In the wake of the Covid-19 pandemic, as companies scrambled to enable work from home arrangements, software giant Microsoft made a play to shore up its cloud business in India. It reached out to audit firms KPMG, Deloitte, PricewaterhouseCoopers, and Ernst & Young, otherwise known as the Big Four. Microsoft’s offer was simple—they could offer Teams, its collaboration and productivity tool, to their clients at almost no cost.
“Amazon Web Services (AWS) missed the bus in taking its collaborative tools like Chime to the mass market,” a senior executive who worked with AWS in the past told The Ken.
For AWS, which has long held sway over the Indian cloud services market, it was only the latest shot fired across its bow. Competitors, hungry for its market share, are looking to chip away at its empire, bit by bit. And what an empire it is.
By allowing businesses to essentially rent computing infrastructure on demand, AWS became India’s cloud platform of choice years before it officially entered the country in 2016. According to multiple industry executives, its cloud platform is the easiest to use and also has the most familiarity within the developer community.
Today, AWS counts most Indian unicorns unicorns Unicorns Startups valued north of $1 billion —everyone from hotel chain OYO to Disney-owned OTT platform Hotstar and foodtech player Swiggy—as clients. Research firm Gartner has consistently ranked AWS as the undisputed leader in the space, with its revenues crossing $580 million in 2018. Industry executives estimate it earned around $700-800 million in 2019.

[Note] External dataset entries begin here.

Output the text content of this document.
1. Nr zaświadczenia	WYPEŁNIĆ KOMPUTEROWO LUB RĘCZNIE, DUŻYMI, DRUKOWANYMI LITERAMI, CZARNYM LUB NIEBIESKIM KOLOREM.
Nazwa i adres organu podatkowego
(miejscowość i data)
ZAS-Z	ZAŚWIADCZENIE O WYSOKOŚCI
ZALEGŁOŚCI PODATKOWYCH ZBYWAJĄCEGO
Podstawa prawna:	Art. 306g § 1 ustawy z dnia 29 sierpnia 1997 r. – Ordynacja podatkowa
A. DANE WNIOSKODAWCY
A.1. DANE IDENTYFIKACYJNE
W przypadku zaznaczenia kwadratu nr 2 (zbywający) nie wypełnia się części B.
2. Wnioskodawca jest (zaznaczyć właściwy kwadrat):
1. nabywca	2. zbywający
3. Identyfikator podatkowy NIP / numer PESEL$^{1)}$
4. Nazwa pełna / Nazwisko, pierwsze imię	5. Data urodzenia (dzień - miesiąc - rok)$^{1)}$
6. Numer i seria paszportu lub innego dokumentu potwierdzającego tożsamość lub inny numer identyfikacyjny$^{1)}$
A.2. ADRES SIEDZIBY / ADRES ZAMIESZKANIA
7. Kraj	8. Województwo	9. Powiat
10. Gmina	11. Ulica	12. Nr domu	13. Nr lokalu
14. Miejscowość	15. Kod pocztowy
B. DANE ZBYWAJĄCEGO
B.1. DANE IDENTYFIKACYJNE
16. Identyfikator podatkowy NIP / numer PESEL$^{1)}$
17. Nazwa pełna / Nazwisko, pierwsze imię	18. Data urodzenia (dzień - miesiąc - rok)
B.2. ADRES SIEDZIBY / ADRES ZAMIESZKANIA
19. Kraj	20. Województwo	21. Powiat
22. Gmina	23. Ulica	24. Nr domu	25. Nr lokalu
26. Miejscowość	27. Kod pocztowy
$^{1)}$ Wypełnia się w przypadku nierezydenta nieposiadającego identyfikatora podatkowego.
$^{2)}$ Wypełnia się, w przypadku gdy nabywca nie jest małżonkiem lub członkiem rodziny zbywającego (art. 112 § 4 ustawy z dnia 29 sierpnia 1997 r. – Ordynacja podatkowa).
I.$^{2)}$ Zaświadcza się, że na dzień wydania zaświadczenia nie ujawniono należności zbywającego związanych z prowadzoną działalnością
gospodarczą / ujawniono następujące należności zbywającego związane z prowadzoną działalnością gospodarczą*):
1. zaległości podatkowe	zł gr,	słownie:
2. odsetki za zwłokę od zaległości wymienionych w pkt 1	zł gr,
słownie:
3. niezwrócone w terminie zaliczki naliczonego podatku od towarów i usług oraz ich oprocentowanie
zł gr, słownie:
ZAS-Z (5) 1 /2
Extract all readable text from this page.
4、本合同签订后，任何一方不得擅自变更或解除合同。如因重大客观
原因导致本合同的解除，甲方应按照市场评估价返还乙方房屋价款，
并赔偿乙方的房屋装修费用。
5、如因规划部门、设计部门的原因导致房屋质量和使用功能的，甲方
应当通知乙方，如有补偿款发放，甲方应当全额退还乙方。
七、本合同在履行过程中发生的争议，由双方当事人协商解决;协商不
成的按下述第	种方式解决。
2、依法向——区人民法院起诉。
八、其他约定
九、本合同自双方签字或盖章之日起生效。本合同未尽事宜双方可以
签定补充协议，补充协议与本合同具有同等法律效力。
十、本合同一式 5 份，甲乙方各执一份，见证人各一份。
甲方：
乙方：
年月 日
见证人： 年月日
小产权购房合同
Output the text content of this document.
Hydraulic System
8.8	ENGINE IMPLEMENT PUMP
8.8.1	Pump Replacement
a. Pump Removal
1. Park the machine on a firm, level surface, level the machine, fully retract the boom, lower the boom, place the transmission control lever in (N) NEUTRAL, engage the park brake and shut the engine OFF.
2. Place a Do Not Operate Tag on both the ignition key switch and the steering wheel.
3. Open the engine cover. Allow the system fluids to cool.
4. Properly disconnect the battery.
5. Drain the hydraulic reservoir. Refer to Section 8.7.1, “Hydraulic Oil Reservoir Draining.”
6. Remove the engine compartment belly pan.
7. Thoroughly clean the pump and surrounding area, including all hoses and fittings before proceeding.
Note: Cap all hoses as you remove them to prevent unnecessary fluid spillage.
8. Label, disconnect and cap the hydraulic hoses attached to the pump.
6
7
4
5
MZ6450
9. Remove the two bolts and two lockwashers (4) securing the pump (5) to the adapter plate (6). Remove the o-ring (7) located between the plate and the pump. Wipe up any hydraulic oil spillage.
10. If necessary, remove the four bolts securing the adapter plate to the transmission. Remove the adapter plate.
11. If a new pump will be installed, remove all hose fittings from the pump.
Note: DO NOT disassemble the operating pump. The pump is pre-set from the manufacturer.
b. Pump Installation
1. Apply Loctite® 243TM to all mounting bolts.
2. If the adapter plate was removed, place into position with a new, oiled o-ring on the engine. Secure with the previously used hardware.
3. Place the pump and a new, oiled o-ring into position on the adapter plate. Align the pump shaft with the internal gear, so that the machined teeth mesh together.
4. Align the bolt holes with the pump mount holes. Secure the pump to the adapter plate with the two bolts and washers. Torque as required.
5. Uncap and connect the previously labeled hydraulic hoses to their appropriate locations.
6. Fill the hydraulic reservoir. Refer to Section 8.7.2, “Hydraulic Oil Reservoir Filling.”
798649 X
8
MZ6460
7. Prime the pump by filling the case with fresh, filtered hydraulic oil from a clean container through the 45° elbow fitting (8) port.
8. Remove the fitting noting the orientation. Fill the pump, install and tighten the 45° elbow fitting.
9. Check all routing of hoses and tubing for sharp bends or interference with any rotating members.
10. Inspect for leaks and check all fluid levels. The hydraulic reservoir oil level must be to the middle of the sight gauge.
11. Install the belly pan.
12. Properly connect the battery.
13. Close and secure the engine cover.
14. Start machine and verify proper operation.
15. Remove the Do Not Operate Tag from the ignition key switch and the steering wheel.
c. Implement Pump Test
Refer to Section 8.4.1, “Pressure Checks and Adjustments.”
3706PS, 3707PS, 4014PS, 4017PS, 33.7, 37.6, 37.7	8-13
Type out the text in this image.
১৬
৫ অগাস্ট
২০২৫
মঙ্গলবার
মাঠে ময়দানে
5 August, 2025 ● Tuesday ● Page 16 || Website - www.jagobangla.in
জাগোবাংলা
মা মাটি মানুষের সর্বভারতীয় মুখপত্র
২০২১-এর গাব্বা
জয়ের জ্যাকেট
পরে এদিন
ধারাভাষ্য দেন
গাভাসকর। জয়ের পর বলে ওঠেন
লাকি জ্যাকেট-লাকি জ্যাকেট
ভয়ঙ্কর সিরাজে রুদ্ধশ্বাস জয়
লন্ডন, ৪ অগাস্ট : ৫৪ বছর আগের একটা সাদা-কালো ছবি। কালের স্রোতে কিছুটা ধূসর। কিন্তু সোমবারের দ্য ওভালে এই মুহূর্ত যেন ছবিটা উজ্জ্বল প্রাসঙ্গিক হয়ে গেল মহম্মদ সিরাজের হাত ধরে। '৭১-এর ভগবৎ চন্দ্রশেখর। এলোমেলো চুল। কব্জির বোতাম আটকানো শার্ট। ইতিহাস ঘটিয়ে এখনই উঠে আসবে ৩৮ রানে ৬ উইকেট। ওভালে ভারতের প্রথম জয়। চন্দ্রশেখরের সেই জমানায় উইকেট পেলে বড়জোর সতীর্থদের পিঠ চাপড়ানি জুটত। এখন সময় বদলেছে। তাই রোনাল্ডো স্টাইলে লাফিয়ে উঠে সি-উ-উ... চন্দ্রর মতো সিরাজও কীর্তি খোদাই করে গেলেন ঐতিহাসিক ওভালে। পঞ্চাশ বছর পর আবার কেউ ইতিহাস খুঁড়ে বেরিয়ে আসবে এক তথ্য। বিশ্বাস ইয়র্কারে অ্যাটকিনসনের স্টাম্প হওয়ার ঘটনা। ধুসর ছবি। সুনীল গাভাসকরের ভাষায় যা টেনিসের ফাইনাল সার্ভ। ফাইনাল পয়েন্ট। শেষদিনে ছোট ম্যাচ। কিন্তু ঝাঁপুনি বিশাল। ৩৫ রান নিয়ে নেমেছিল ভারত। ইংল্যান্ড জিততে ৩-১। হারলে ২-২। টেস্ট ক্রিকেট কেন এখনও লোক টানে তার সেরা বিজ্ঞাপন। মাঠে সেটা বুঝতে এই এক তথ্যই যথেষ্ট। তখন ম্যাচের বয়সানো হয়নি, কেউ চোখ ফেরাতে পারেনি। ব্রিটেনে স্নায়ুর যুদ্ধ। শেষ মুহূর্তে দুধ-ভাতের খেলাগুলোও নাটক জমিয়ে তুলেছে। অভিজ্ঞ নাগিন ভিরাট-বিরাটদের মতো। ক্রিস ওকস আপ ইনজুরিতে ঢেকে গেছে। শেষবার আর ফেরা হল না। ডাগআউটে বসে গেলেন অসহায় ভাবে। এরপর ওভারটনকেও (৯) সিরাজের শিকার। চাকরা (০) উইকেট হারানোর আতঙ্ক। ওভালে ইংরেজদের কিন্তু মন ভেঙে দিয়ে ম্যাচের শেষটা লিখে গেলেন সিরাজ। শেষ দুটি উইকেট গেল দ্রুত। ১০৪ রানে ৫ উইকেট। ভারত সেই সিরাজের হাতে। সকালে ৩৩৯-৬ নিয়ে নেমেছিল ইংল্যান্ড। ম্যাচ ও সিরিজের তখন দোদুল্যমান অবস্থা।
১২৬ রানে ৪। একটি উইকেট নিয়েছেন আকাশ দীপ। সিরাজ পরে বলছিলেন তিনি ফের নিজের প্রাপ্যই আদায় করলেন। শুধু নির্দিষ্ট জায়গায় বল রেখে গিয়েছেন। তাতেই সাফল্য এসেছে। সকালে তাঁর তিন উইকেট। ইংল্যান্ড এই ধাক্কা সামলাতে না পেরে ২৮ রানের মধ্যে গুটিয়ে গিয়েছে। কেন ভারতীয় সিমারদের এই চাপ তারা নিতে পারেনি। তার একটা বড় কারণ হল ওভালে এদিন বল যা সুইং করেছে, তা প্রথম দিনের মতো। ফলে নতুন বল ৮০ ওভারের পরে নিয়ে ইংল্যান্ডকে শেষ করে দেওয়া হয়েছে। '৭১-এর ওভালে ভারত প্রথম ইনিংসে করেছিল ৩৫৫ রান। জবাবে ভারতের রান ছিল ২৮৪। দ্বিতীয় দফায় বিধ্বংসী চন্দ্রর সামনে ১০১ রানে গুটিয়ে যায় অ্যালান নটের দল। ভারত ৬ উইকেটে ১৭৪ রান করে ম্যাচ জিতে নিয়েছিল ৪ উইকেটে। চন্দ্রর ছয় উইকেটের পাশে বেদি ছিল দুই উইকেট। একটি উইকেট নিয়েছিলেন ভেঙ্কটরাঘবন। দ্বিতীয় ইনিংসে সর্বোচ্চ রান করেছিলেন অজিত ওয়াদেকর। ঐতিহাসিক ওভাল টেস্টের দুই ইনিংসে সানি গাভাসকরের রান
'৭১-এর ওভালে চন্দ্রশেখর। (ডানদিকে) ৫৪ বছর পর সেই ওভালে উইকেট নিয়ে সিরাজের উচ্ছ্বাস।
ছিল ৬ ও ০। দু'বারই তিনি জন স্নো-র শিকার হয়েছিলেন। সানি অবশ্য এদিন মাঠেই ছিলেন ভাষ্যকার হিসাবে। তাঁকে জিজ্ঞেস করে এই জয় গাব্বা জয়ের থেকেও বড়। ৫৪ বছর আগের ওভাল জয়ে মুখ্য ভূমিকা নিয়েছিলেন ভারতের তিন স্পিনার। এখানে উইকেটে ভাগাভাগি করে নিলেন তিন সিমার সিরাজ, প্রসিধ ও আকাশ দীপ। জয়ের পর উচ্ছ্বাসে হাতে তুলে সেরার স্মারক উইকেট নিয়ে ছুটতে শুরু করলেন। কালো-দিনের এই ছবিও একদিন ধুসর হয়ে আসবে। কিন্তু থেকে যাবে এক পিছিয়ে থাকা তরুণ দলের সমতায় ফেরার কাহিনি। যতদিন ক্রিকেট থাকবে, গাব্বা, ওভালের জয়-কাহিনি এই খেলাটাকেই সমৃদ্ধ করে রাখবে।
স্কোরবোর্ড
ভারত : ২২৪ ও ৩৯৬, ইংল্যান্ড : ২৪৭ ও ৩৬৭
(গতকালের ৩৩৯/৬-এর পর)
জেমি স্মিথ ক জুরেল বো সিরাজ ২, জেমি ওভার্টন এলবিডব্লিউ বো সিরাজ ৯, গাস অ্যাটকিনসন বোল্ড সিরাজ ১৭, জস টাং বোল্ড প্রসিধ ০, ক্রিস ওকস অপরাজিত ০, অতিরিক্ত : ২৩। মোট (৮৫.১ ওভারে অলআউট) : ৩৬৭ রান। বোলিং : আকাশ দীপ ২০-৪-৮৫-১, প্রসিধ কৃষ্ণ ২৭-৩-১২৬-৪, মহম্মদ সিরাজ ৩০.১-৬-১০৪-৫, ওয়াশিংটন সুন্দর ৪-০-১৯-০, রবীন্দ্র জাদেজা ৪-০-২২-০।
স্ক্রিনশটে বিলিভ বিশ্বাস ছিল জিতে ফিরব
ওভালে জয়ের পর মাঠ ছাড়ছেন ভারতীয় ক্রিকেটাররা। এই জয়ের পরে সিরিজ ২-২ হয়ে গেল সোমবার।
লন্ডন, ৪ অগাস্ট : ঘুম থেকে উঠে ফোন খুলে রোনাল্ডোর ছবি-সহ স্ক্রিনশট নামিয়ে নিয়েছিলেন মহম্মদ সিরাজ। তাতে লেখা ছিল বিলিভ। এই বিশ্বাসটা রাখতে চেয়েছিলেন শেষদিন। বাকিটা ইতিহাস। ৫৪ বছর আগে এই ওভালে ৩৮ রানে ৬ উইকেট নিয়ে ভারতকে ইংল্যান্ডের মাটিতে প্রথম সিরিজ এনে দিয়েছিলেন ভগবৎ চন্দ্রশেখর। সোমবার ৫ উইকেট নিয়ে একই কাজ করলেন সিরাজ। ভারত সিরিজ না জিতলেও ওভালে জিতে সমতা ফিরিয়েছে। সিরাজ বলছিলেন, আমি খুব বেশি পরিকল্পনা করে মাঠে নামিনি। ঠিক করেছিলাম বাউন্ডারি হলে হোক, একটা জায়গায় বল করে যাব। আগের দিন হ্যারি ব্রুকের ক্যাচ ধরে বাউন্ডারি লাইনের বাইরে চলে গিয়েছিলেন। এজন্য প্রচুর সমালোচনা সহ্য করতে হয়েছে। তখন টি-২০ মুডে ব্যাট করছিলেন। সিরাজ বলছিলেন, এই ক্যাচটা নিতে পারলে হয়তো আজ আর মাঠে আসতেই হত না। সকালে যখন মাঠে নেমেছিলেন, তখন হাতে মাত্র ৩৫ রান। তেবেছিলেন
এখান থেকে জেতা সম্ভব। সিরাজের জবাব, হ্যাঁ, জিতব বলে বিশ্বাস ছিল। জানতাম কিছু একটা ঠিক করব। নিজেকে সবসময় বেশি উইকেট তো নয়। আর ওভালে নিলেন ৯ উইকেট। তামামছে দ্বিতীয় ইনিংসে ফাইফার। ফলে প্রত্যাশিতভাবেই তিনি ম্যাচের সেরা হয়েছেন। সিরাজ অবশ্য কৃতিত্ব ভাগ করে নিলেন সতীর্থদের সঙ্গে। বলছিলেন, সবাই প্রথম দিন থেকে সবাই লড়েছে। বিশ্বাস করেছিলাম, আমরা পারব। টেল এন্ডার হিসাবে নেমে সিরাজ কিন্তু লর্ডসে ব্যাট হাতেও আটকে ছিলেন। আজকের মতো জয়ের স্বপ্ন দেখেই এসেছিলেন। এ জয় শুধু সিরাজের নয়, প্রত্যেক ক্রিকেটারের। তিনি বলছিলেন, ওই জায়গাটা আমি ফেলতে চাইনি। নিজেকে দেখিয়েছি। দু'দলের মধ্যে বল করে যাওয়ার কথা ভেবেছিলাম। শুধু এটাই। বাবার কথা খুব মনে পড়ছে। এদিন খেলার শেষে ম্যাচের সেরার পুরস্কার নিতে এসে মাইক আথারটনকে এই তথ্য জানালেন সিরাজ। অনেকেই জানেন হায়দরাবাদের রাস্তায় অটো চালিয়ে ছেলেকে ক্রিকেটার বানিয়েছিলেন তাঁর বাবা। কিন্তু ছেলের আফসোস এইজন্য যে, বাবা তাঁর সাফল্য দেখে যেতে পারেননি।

Indeed, if India’s cloud services industry—estimated to be worth $8 billion by 2023—was a race, AWS was fastest out of the blocks. But this isn’t a 100-metre sprint, so much as a marathon. And in a longer race, it isn’t about starting fast but sustaining a steady pace. And with competitors like Google Cloud and Microsoft Azure hot on its tail, AWS’ lead isn’t as secure as it once was.
While AWS’ revenue continues to grow 30-50% year on year, according to two former senior AWS executives, revenue from new clients has not been increasing at the same rate.
Consider this: In 2018, the year AWS cracked $580 million in revenue, the contribution from new customers was $15 million, said a former senior AWS executive. Less than 3% of its overall business. The vast majority of its revenue was from AWS mining more from its existing customer base.
AWS must now keep its existing users loyal, while also adding the next wave of customers, including enterprise businesses, if it is to maintain its current lead.